例えば、働き方改革関連の当社独自の商材として「EmpoweredOffice(エンパワードオフィス)」があります。離れたオフィスとネットワークで結び、臨場感ある映像を介してあたかも一つのオフィスかのように演出したり、どこにいても仕事ができるようモバイル環境も含めたITインフラを整備したりすることで、昨今の働き方改革を支援します。これもネットワークに強い当社の強みを随所に生かして、ITを活用したコラボレーションを実現させています。
──「EmpoweredOffice」って、直訳すれば、オフィスの力を引き出す、オフィスの能力を開発するといった意味合いですよね。近年では従来のオフィス中心の働き方を見直す方向にありますから、その名称のままでいいのでしょうか。
ご指摘の通りですが、10年ほど前にEmpoweredOfficeを始めたときは、オフィスの生産性を高めることに着目した商材だったのです。実は、この商材をつくるにあたっては私も中心的な役割を果たした一人で、今でもとても思い入れがあります。オフィスの生産性を高めるには、本社や支社支店が孤立していてはダメで、ネットワークで結んで仮想的に一つの空間にしなきゃならない。この延長線上でネットワークを個々人までつなげれば、在宅で仕事をしたい人、地方で仕事をしたい人のニーズにも応えられる。始まりはオフィスでしたが、この10年で個々人の働き方に密着した商材へと育っているのです。
ネットワーク技術をフル活用
──確かに働き方改革はITを柔軟に活用しなければ実現できませんし、とりわけネットワーク構築の技術が求められますね。
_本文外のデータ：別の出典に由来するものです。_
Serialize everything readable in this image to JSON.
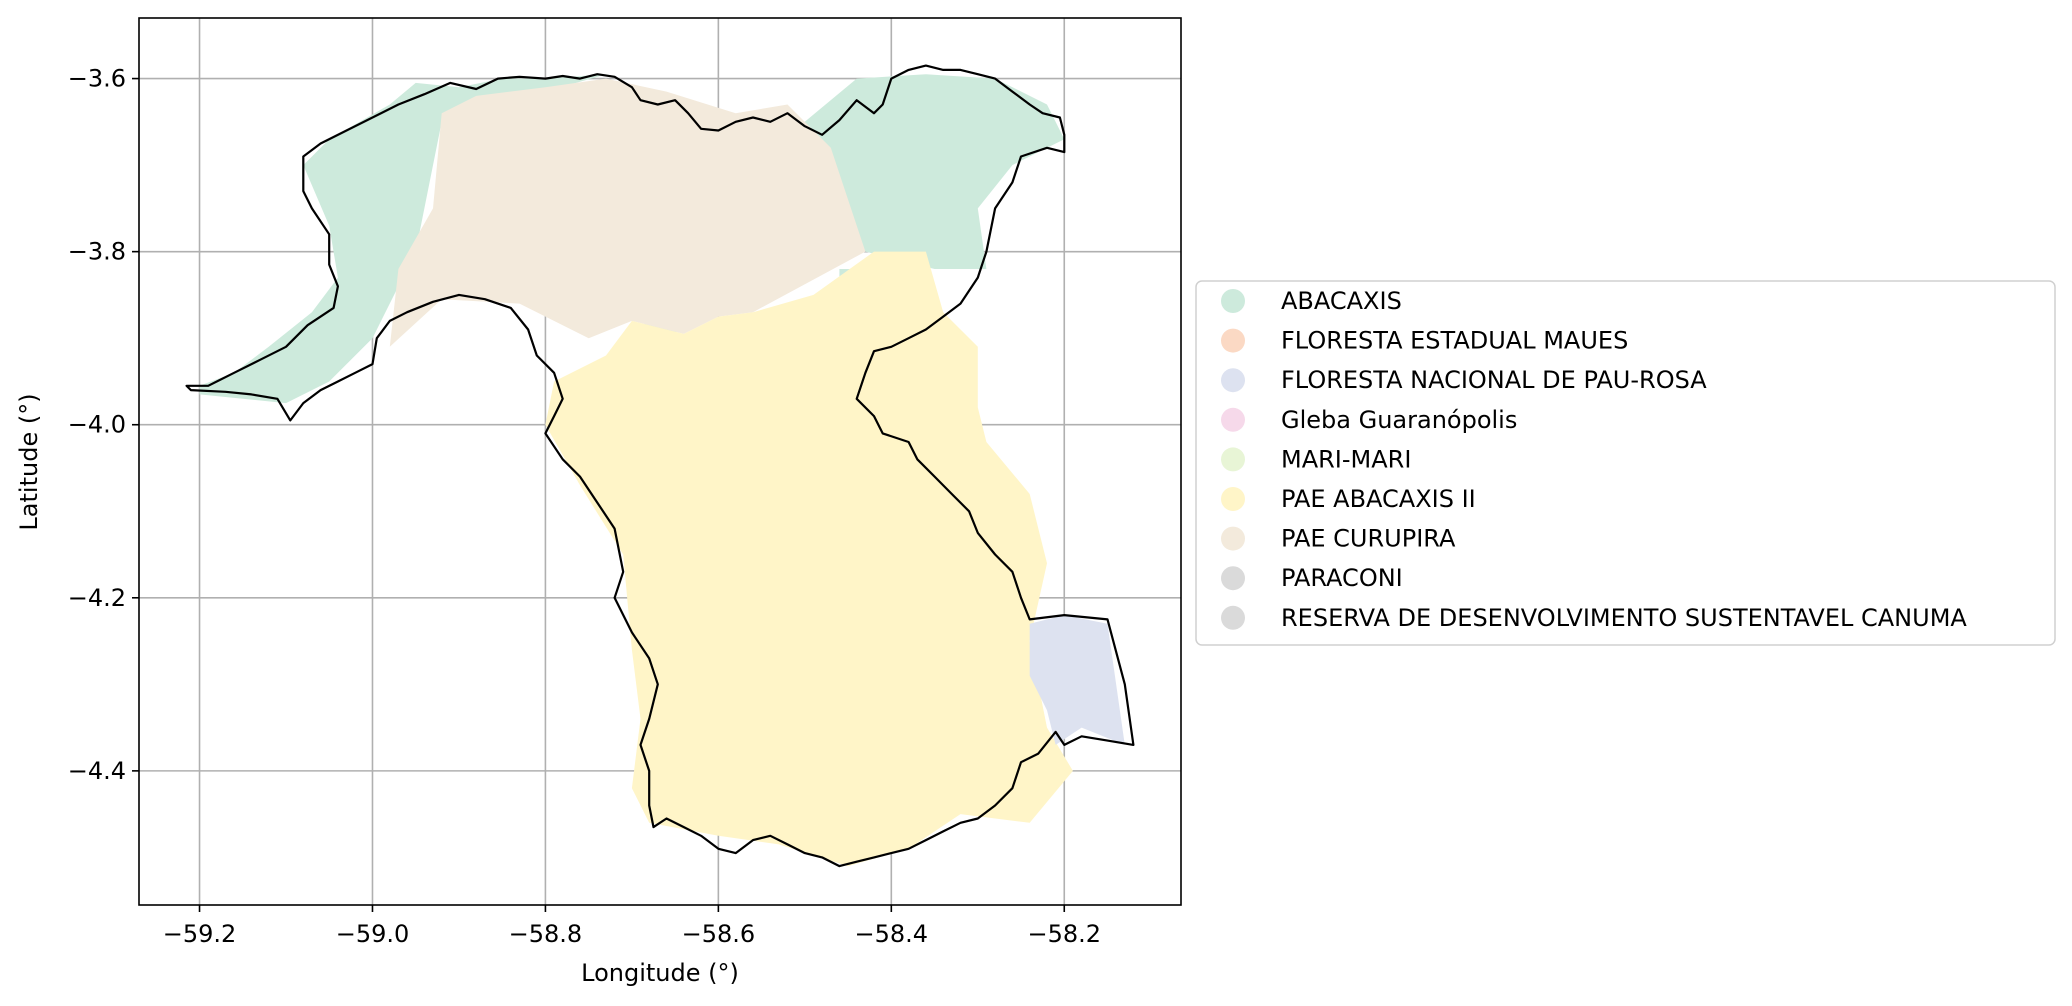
{
  "chart_data": {
    "type": "map",
    "xlabel": "Longitude (°)",
    "ylabel": "Latitude (°)",
    "xlim": [
      -59.27,
      -58.065
    ],
    "ylim": [
      -4.555,
      -3.53
    ],
    "xticks": [
      -59.2,
      -59.0,
      -58.8,
      -58.6,
      -58.4,
      -58.2
    ],
    "yticks": [
      -3.6,
      -3.8,
      -4.0,
      -4.2,
      -4.4
    ],
    "xtick_labels": [
      "−59.2",
      "−59.0",
      "−58.8",
      "−58.6",
      "−58.4",
      "−58.2"
    ],
    "ytick_labels": [
      "−3.6",
      "−3.8",
      "−4.0",
      "−4.2",
      "−4.4"
    ],
    "grid": true,
    "legend_position": "right",
    "legend": [
      {
        "label": "ABACAXIS",
        "color": "#cdeadc"
      },
      {
        "label": "FLORESTA ESTADUAL MAUES",
        "color": "#fbd9c4"
      },
      {
        "label": "FLORESTA NACIONAL DE PAU-ROSA",
        "color": "#dde2f0"
      },
      {
        "label": "Gleba Guaranópolis",
        "color": "#f6d9ea"
      },
      {
        "label": "MARI-MARI",
        "color": "#e8f5d6"
      },
      {
        "label": "PAE ABACAXIS II",
        "color": "#fff5c8"
      },
      {
        "label": "PAE CURUPIRA",
        "color": "#f3eadc"
      },
      {
        "label": "PARACONI",
        "color": "#dadada"
      },
      {
        "label": "RESERVA DE DESENVOLVIMENTO SUSTENTAVEL CANUMA",
        "color": "#dadada"
      }
    ],
    "regions": [
      {
        "name": "ABACAXIS",
        "color": "#cdeadc",
        "coords": [
          [
            -59.2,
            -3.955
          ],
          [
            -59.16,
            -3.94
          ],
          [
            -59.12,
            -3.91
          ],
          [
            -59.07,
            -3.87
          ],
          [
            -59.04,
            -3.83
          ],
          [
            -59.05,
            -3.77
          ],
          [
            -59.08,
            -3.7
          ],
          [
            -59.05,
            -3.67
          ],
          [
            -58.98,
            -3.63
          ],
          [
            -58.95,
            -3.605
          ],
          [
            -58.9,
            -3.61
          ],
          [
            -58.85,
            -3.6
          ],
          [
            -58.8,
            -3.6
          ],
          [
            -58.73,
            -3.595
          ],
          [
            -58.92,
            -3.65
          ],
          [
            -58.95,
            -3.8
          ],
          [
            -59.0,
            -3.9
          ],
          [
            -59.05,
            -3.95
          ],
          [
            -59.1,
            -3.975
          ],
          [
            -59.2,
            -3.965
          ]
        ]
      },
      {
        "name": "ABACAXIS",
        "color": "#cdeadc",
        "coords": [
          [
            -58.5,
            -3.65
          ],
          [
            -58.44,
            -3.6
          ],
          [
            -58.36,
            -3.595
          ],
          [
            -58.28,
            -3.6
          ],
          [
            -58.22,
            -3.63
          ],
          [
            -58.2,
            -3.67
          ],
          [
            -58.26,
            -3.7
          ],
          [
            -58.3,
            -3.75
          ],
          [
            -58.29,
            -3.82
          ],
          [
            -58.35,
            -3.82
          ],
          [
            -58.43,
            -3.8
          ],
          [
            -58.47,
            -3.72
          ]
        ]
      },
      {
        "name": "ABACAXIS",
        "color": "#cdeadc",
        "coords": [
          [
            -58.685,
            -3.88
          ],
          [
            -58.65,
            -3.88
          ],
          [
            -58.645,
            -3.935
          ],
          [
            -58.695,
            -3.935
          ]
        ]
      },
      {
        "name": "ABACAXIS",
        "color": "#cdeadc",
        "coords": [
          [
            -58.46,
            -3.82
          ],
          [
            -58.43,
            -3.82
          ],
          [
            -58.43,
            -3.84
          ],
          [
            -58.46,
            -3.84
          ]
        ]
      },
      {
        "name": "ABACAXIS",
        "color": "#cdeadc",
        "coords": [
          [
            -58.475,
            -3.88
          ],
          [
            -58.45,
            -3.88
          ],
          [
            -58.45,
            -3.91
          ],
          [
            -58.475,
            -3.91
          ]
        ]
      },
      {
        "name": "PAE CURUPIRA",
        "color": "#f3eadc",
        "coords": [
          [
            -58.92,
            -3.64
          ],
          [
            -58.88,
            -3.62
          ],
          [
            -58.8,
            -3.61
          ],
          [
            -58.73,
            -3.6
          ],
          [
            -58.66,
            -3.615
          ],
          [
            -58.58,
            -3.64
          ],
          [
            -58.52,
            -3.63
          ],
          [
            -58.47,
            -3.68
          ],
          [
            -58.45,
            -3.74
          ],
          [
            -58.43,
            -3.8
          ],
          [
            -58.56,
            -3.87
          ],
          [
            -58.6,
            -3.875
          ],
          [
            -58.64,
            -3.895
          ],
          [
            -58.7,
            -3.88
          ],
          [
            -58.75,
            -3.9
          ],
          [
            -58.83,
            -3.86
          ],
          [
            -58.92,
            -3.855
          ],
          [
            -58.98,
            -3.91
          ],
          [
            -58.97,
            -3.82
          ],
          [
            -58.93,
            -3.75
          ]
        ]
      },
      {
        "name": "PAE ABACAXIS II",
        "color": "#fff5c8",
        "coords": [
          [
            -58.42,
            -3.8
          ],
          [
            -58.36,
            -3.8
          ],
          [
            -58.34,
            -3.87
          ],
          [
            -58.3,
            -3.91
          ],
          [
            -58.3,
            -3.98
          ],
          [
            -58.29,
            -4.02
          ],
          [
            -58.24,
            -4.08
          ],
          [
            -58.22,
            -4.16
          ],
          [
            -58.24,
            -4.25
          ],
          [
            -58.22,
            -4.35
          ],
          [
            -58.19,
            -4.4
          ],
          [
            -58.24,
            -4.46
          ],
          [
            -58.32,
            -4.45
          ],
          [
            -58.38,
            -4.49
          ],
          [
            -58.45,
            -4.51
          ],
          [
            -58.53,
            -4.485
          ],
          [
            -58.6,
            -4.475
          ],
          [
            -58.68,
            -4.46
          ],
          [
            -58.7,
            -4.42
          ],
          [
            -58.69,
            -4.34
          ],
          [
            -58.7,
            -4.26
          ],
          [
            -58.71,
            -4.15
          ],
          [
            -58.76,
            -4.07
          ],
          [
            -58.8,
            -4.0
          ],
          [
            -58.79,
            -3.95
          ],
          [
            -58.73,
            -3.92
          ],
          [
            -58.7,
            -3.88
          ],
          [
            -58.64,
            -3.895
          ],
          [
            -58.6,
            -3.875
          ],
          [
            -58.56,
            -3.87
          ],
          [
            -58.49,
            -3.85
          ]
        ]
      },
      {
        "name": "FLORESTA NACIONAL DE PAU-ROSA",
        "color": "#dde2f0",
        "coords": [
          [
            -58.24,
            -4.23
          ],
          [
            -58.2,
            -4.22
          ],
          [
            -58.15,
            -4.23
          ],
          [
            -58.13,
            -4.37
          ],
          [
            -58.18,
            -4.35
          ],
          [
            -58.21,
            -4.37
          ],
          [
            -58.22,
            -4.33
          ],
          [
            -58.24,
            -4.29
          ]
        ]
      }
    ],
    "boundary": [
      [
        -59.215,
        -3.955
      ],
      [
        -59.19,
        -3.955
      ],
      [
        -59.16,
        -3.94
      ],
      [
        -59.13,
        -3.925
      ],
      [
        -59.1,
        -3.91
      ],
      [
        -59.075,
        -3.885
      ],
      [
        -59.045,
        -3.865
      ],
      [
        -59.04,
        -3.84
      ],
      [
        -59.05,
        -3.815
      ],
      [
        -59.05,
        -3.78
      ],
      [
        -59.07,
        -3.75
      ],
      [
        -59.08,
        -3.73
      ],
      [
        -59.08,
        -3.69
      ],
      [
        -59.06,
        -3.675
      ],
      [
        -59.03,
        -3.66
      ],
      [
        -59.0,
        -3.645
      ],
      [
        -58.97,
        -3.63
      ],
      [
        -58.94,
        -3.618
      ],
      [
        -58.91,
        -3.605
      ],
      [
        -58.88,
        -3.612
      ],
      [
        -58.855,
        -3.6
      ],
      [
        -58.83,
        -3.598
      ],
      [
        -58.8,
        -3.6
      ],
      [
        -58.78,
        -3.597
      ],
      [
        -58.76,
        -3.6
      ],
      [
        -58.74,
        -3.595
      ],
      [
        -58.72,
        -3.598
      ],
      [
        -58.7,
        -3.61
      ],
      [
        -58.69,
        -3.625
      ],
      [
        -58.67,
        -3.63
      ],
      [
        -58.65,
        -3.625
      ],
      [
        -58.635,
        -3.64
      ],
      [
        -58.62,
        -3.658
      ],
      [
        -58.6,
        -3.66
      ],
      [
        -58.58,
        -3.65
      ],
      [
        -58.56,
        -3.645
      ],
      [
        -58.54,
        -3.65
      ],
      [
        -58.52,
        -3.64
      ],
      [
        -58.5,
        -3.655
      ],
      [
        -58.48,
        -3.665
      ],
      [
        -58.46,
        -3.648
      ],
      [
        -58.44,
        -3.625
      ],
      [
        -58.42,
        -3.64
      ],
      [
        -58.41,
        -3.63
      ],
      [
        -58.4,
        -3.6
      ],
      [
        -58.38,
        -3.59
      ],
      [
        -58.36,
        -3.585
      ],
      [
        -58.34,
        -3.59
      ],
      [
        -58.32,
        -3.59
      ],
      [
        -58.3,
        -3.595
      ],
      [
        -58.28,
        -3.6
      ],
      [
        -58.26,
        -3.615
      ],
      [
        -58.24,
        -3.63
      ],
      [
        -58.225,
        -3.64
      ],
      [
        -58.205,
        -3.645
      ],
      [
        -58.2,
        -3.665
      ],
      [
        -58.2,
        -3.685
      ],
      [
        -58.22,
        -3.68
      ],
      [
        -58.25,
        -3.69
      ],
      [
        -58.26,
        -3.72
      ],
      [
        -58.28,
        -3.75
      ],
      [
        -58.29,
        -3.8
      ],
      [
        -58.3,
        -3.83
      ],
      [
        -58.32,
        -3.86
      ],
      [
        -58.34,
        -3.875
      ],
      [
        -58.36,
        -3.89
      ],
      [
        -58.38,
        -3.9
      ],
      [
        -58.4,
        -3.91
      ],
      [
        -58.42,
        -3.915
      ],
      [
        -58.43,
        -3.94
      ],
      [
        -58.44,
        -3.97
      ],
      [
        -58.42,
        -3.99
      ],
      [
        -58.41,
        -4.01
      ],
      [
        -58.38,
        -4.02
      ],
      [
        -58.37,
        -4.04
      ],
      [
        -58.35,
        -4.06
      ],
      [
        -58.33,
        -4.08
      ],
      [
        -58.31,
        -4.1
      ],
      [
        -58.3,
        -4.125
      ],
      [
        -58.28,
        -4.15
      ],
      [
        -58.26,
        -4.17
      ],
      [
        -58.25,
        -4.2
      ],
      [
        -58.24,
        -4.225
      ],
      [
        -58.2,
        -4.22
      ],
      [
        -58.15,
        -4.225
      ],
      [
        -58.13,
        -4.3
      ],
      [
        -58.12,
        -4.37
      ],
      [
        -58.15,
        -4.365
      ],
      [
        -58.18,
        -4.36
      ],
      [
        -58.2,
        -4.37
      ],
      [
        -58.21,
        -4.355
      ],
      [
        -58.23,
        -4.38
      ],
      [
        -58.25,
        -4.39
      ],
      [
        -58.26,
        -4.42
      ],
      [
        -58.28,
        -4.44
      ],
      [
        -58.3,
        -4.455
      ],
      [
        -58.32,
        -4.46
      ],
      [
        -58.34,
        -4.47
      ],
      [
        -58.36,
        -4.48
      ],
      [
        -58.38,
        -4.49
      ],
      [
        -58.4,
        -4.495
      ],
      [
        -58.42,
        -4.5
      ],
      [
        -58.44,
        -4.505
      ],
      [
        -58.46,
        -4.51
      ],
      [
        -58.48,
        -4.5
      ],
      [
        -58.5,
        -4.495
      ],
      [
        -58.52,
        -4.485
      ],
      [
        -58.54,
        -4.475
      ],
      [
        -58.56,
        -4.48
      ],
      [
        -58.58,
        -4.495
      ],
      [
        -58.6,
        -4.49
      ],
      [
        -58.62,
        -4.475
      ],
      [
        -58.64,
        -4.465
      ],
      [
        -58.66,
        -4.455
      ],
      [
        -58.675,
        -4.465
      ],
      [
        -58.68,
        -4.44
      ],
      [
        -58.68,
        -4.4
      ],
      [
        -58.69,
        -4.37
      ],
      [
        -58.68,
        -4.34
      ],
      [
        -58.67,
        -4.3
      ],
      [
        -58.68,
        -4.27
      ],
      [
        -58.7,
        -4.24
      ],
      [
        -58.72,
        -4.2
      ],
      [
        -58.71,
        -4.17
      ],
      [
        -58.72,
        -4.12
      ],
      [
        -58.74,
        -4.09
      ],
      [
        -58.76,
        -4.06
      ],
      [
        -58.78,
        -4.04
      ],
      [
        -58.8,
        -4.01
      ],
      [
        -58.79,
        -3.99
      ],
      [
        -58.78,
        -3.97
      ],
      [
        -58.79,
        -3.94
      ],
      [
        -58.81,
        -3.92
      ],
      [
        -58.82,
        -3.89
      ],
      [
        -58.84,
        -3.865
      ],
      [
        -58.87,
        -3.855
      ],
      [
        -58.9,
        -3.85
      ],
      [
        -58.93,
        -3.858
      ],
      [
        -58.96,
        -3.87
      ],
      [
        -58.98,
        -3.88
      ],
      [
        -58.995,
        -3.9
      ],
      [
        -59.0,
        -3.93
      ],
      [
        -59.02,
        -3.94
      ],
      [
        -59.04,
        -3.95
      ],
      [
        -59.06,
        -3.96
      ],
      [
        -59.08,
        -3.975
      ],
      [
        -59.095,
        -3.995
      ],
      [
        -59.11,
        -3.97
      ],
      [
        -59.14,
        -3.965
      ],
      [
        -59.17,
        -3.962
      ],
      [
        -59.21,
        -3.96
      ],
      [
        -59.215,
        -3.955
      ]
    ]
  }
}
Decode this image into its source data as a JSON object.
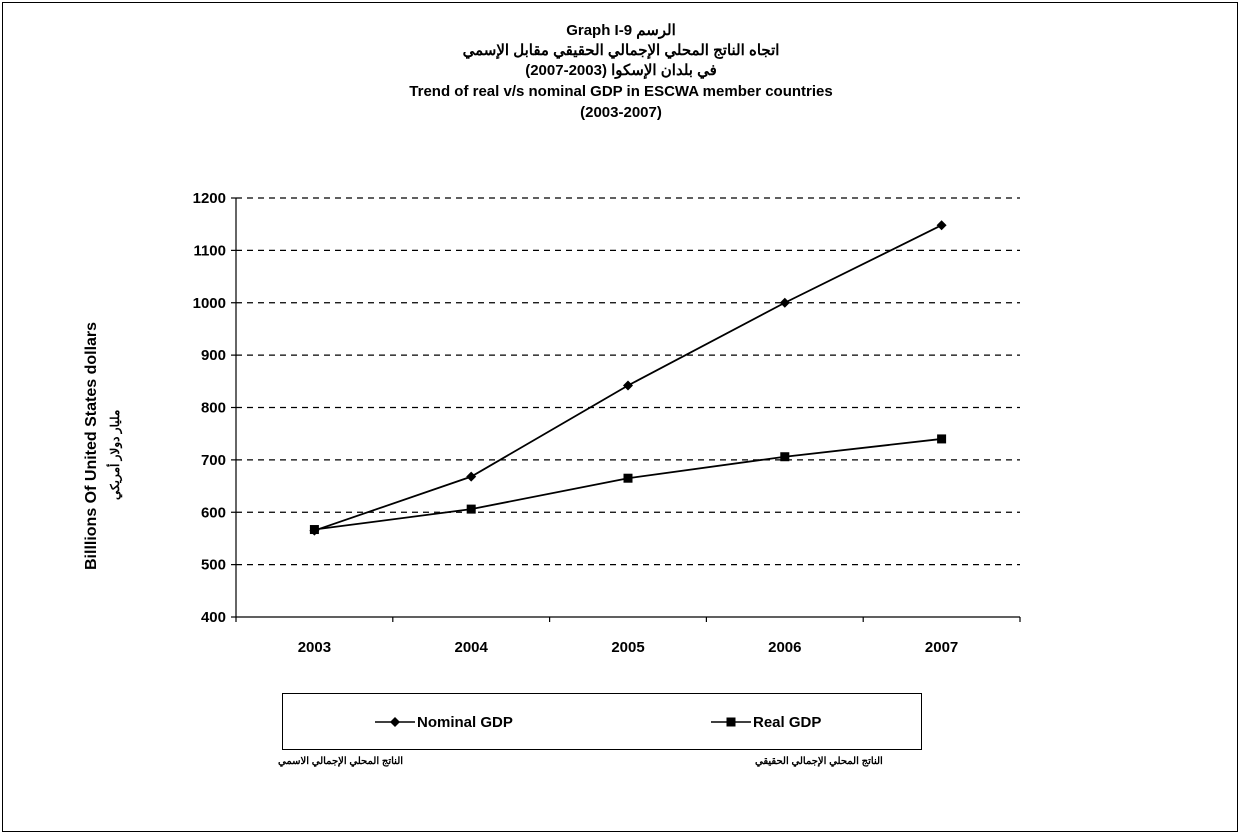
{
  "header": {
    "title_lines": [
      "Graph I-9 الرسم",
      "اتجاه الناتج المحلي الإجمالي الحقيقي مقابل الإسمي",
      "في بلدان الإسكوا (2003-2007)",
      "Trend of real v/s nominal GDP in ESCWA member countries",
      "(2003-2007)"
    ]
  },
  "chart_data": {
    "type": "line",
    "title": "Trend of real v/s nominal GDP in ESCWA member countries (2003-2007)",
    "xlabel": "",
    "ylabel": "Billlions Of United States dollars",
    "ylabel_ar": "مليار دولار أمريكي",
    "categories": [
      "2003",
      "2004",
      "2005",
      "2006",
      "2007"
    ],
    "ylim": [
      400,
      1200
    ],
    "yticks": [
      400,
      500,
      600,
      700,
      800,
      900,
      1000,
      1100,
      1200
    ],
    "grid": "horizontal dashed",
    "legend_position": "bottom",
    "series": [
      {
        "name": "Nominal GDP",
        "name_ar": "الناتج المحلي الإجمالي الاسمي",
        "marker": "diamond",
        "color": "#000000",
        "values": [
          565,
          668,
          842,
          1000,
          1148
        ]
      },
      {
        "name": "Real GDP",
        "name_ar": "الناتج المحلي الإجمالي الحقيقي",
        "marker": "square",
        "color": "#000000",
        "values": [
          567,
          606,
          665,
          706,
          740
        ]
      }
    ]
  }
}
そうですね。EmpoweredOfficeを立ち上げた当初は、自分たちのオフィスをまずは改革しないと顧客に向けての説得力が得られないということで、ずいぶんと働き方を見直しました。各地の拠点を映像でつないで会議ができるようにしたり、事業継続の観点から、どこかの拠点が災害などで機能不全になったときに、他の拠点で代替できるようにしたりと、当社の強みであるネットワーク技術をフル活用して取り組んでいくうちに顧客からの引き合いが徐々に増えてきました。
直近では、少子高齢化で就労人口が減っていることを踏まえ、育児や介護のために在宅で仕事をしたい、あるいは、地元で働きたいというニーズにしっかり応えていくことが求められています。これまでは、都心のオフィスで働けない人をバッサリと切り捨ててきたケースもあったでしょうけれど、これからは通用しなくなる可能性が高い。こうした背景もあって、ネットワークと生産性を高めるコラボレーションの技術を組み合わせたEmpoweredOfficeへの引き合いは非常に強く、ビジネスも力強く伸びています。
──確かに、都心のオフィスで働くことができる人だけが集まっていては、ダイバーシティの潮流にもそぐわないですし、少子高齢化が進むなかで人材を確保できなくなりそうです。
在宅など、オフィスの外で仕事をするには、ネットワークやセキュリティ環境を整備しなければなりませんし、オフィスで勤務するとしても定時で仕事が終わるように定型業務はできる限り自動化していく必要があるでしょうね。折しも、近年ではRPA(ロボティック・プロセス・オートメーション)やAI(人工知能)といったすぐれたITツールが一段と充実していますので、よりスムーズに働き方を変えられるはずです。当社としても自ら経験して得た知見を踏まえて、ユーザー企業の働き方改革を支援していく方針です。